A Dales show wouldn’t be a Dales show without the team from Gayle Mill Trust, led by William and Claire Lambert, demonstrating their heritage craft skills, an ice cream from Brymor (the queue was epic!) and something tasty from Lindsey McIntyre’s Burger Queen van.
As well as viewing some of the great looking sheep and bumping into sheep steward and flood victim Doug Barningham who I had met in the immediate aftermath of the flood, my family spent time in the big tent looking at the very tempting cakes, biscuits and other baked goods.
Finally, I thought the Yorkshire Dales Moorland Group’s stand was particularly relevant this year.
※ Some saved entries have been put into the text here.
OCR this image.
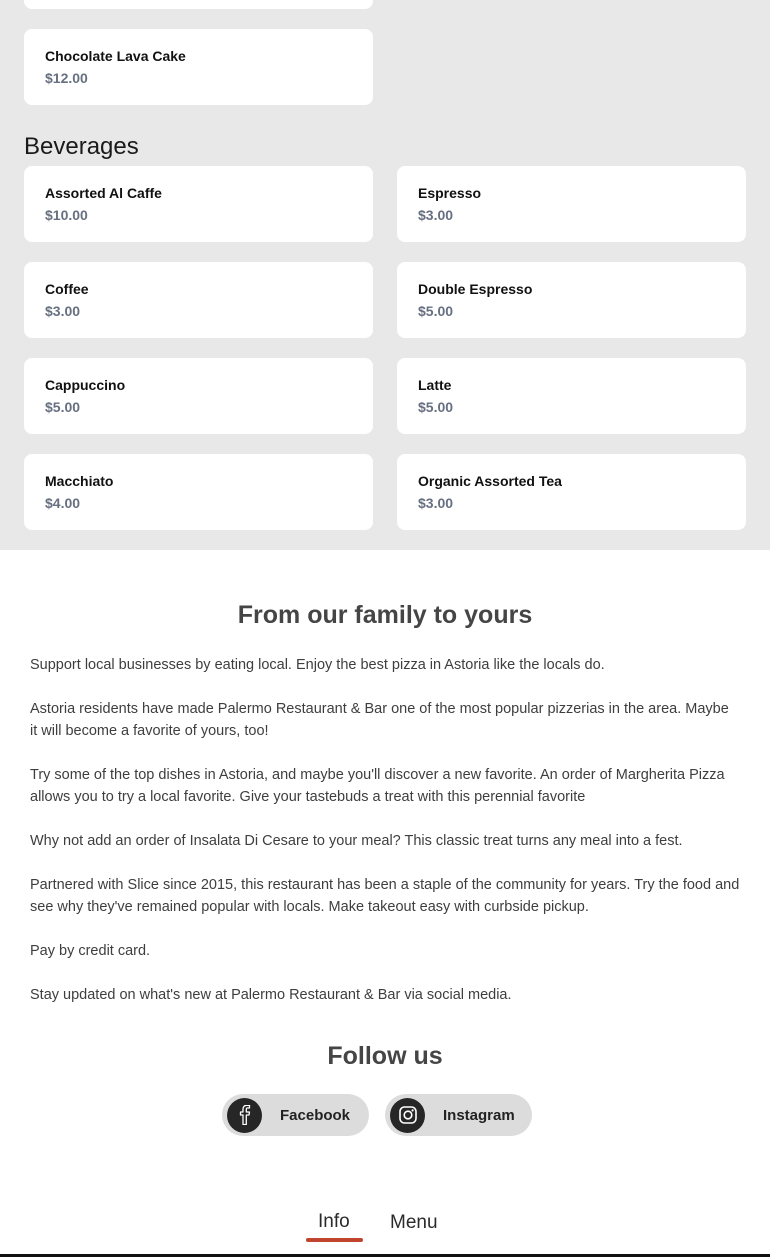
Chocolate Lava Cake
$12.00
Beverages
Assorted Al Caffe
$10.00
Espresso
$3.00
Coffee
$3.00
Double Espresso
$5.00
Cappuccino
$5.00
Latte
$5.00
Macchiato
$4.00
Organic Assorted Tea
$3.00
From our family to yours

Support local businesses by eating local. Enjoy the best pizza in Astoria like the locals do.

Astoria residents have made Palermo Restaurant & Bar one of the most popular pizzerias in the area. Maybe it will become a favorite of yours, too!

Try some of the top dishes in Astoria, and maybe you'll discover a new favorite. An order of Margherita Pizza allows you to try a local favorite. Give your tastebuds a treat with this perennial favorite

Why not add an order of Insalata Di Cesare to your meal? This classic treat turns any meal into a fest.

Partnered with Slice since 2015, this restaurant has been a staple of the community for years. Try the food and see why they've remained popular with locals. Make takeout easy with curbside pickup.

Pay by credit card.

Stay updated on what's new at Palermo Restaurant & Bar via social media.

Follow us
Facebook	Instagram
Info Menu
The group shouts about the positive environmental, conservation, economic and social benefits of managed moorland.
The environmental benefit of heather moorland management is becoming more important as part of our efforts to combat climate change, lessening the impact of increasingly-frequent rainfall events like the one which caused such havoc on July 30.
The moorland managers who make up the group are working hard to enable the purple heather-clad moorland to hold more water through slowing the flow off the tops, encouraging the growth of sphagnum moss - the magical stuff which ultimately creates peat (and which holds more than twice as much of the world’s carbon as forests).
While this isn’t in itself the solution to the flooding problems we have faced in recent years, it most definitely has an important part to play. I have and will continue to support efforts to protect and restore our precious moorland, not just in the Dales but on the North York Moors – a family ascent of Black Hambleton was also part of our bank holiday weekend activities.